Servirà un impegno formale e non verbale da parte di Kiev e da parte della NATO che prenda atto degli equilibri militari usciti dai conflitti in Siria e in Ucraina, che hanno visto un ruolo vincente della Russia sia dove è stata chiamata a sostenere un esercito regolare in difficoltà e circondato da una coalizione internazionale (Siria) che in un teatro di grande ampiezza terrestre dove una operazione militare speciale si è convertita in una operazione militare diretta che ha sconfitto sul campo 31 paesi belligeranti. Una realtà che non può essere ignorata, altro che condizioni stabilite dall’Ucraina. Kiev dovrà accettare un forte ridimensionamento del suo territorio e della sua macchina bellica e Mosca ne uscirà con un territorio ampliato e un piano per la sicurezza generale che venne a suo tempo respinto, a maggior ragione con la crescita del numero dei paesi aderenti al patto Atlantico datasi in questi ultimi tre anni..

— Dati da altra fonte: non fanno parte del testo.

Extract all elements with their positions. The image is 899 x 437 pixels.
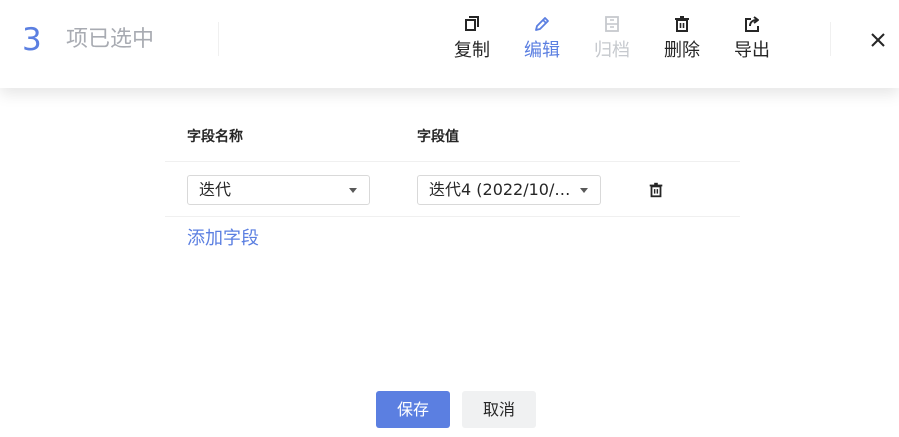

Uno degli aspetti che risulteranno decisivi per il raggiungimento di un accordo sarà la creazione di una zona “cuscinetto” di 1200 km quadrati demilitarizzati. L’impegno altresì a non installare laboratori statunitensi per la guerra batteriologica nella zona cuscinetto e alla non installazione di missili balistici in territorio ucraino in grado di colpire la Russia saranno ulteriori elementi di una possibile trattativa. La ridda di voci e dichiarazioni può servire a stanare le vere intenzioni, vedremo nei prossimi giorni quali potranno essere i risultati di un negoziato che è già iniziato nei mesi scorsi ma difficilmente Mosca firmerà accordi di valore minore.

La sconfitta ucraina è un segno forte di una inversione dei rapporti di forza internazionali. Rappresenta infatti una sconfitta politica della NATO, tanto nel suo ruolo di aggregatore politico come del suo modello militare atlantico improntato sulla strategia di guerra convenzionale. La potenza bellica statunitense, pur tutt’ora poderosa, continua a cumulare sconfitte ad ogni tornante delle crisi militari internazionali - l’Afghanistan, Siria, Ucraina - e la sua potenza dissuasiva sembra stia venendo meno. In una straordinaria coincidenza con la salute del Dollaro.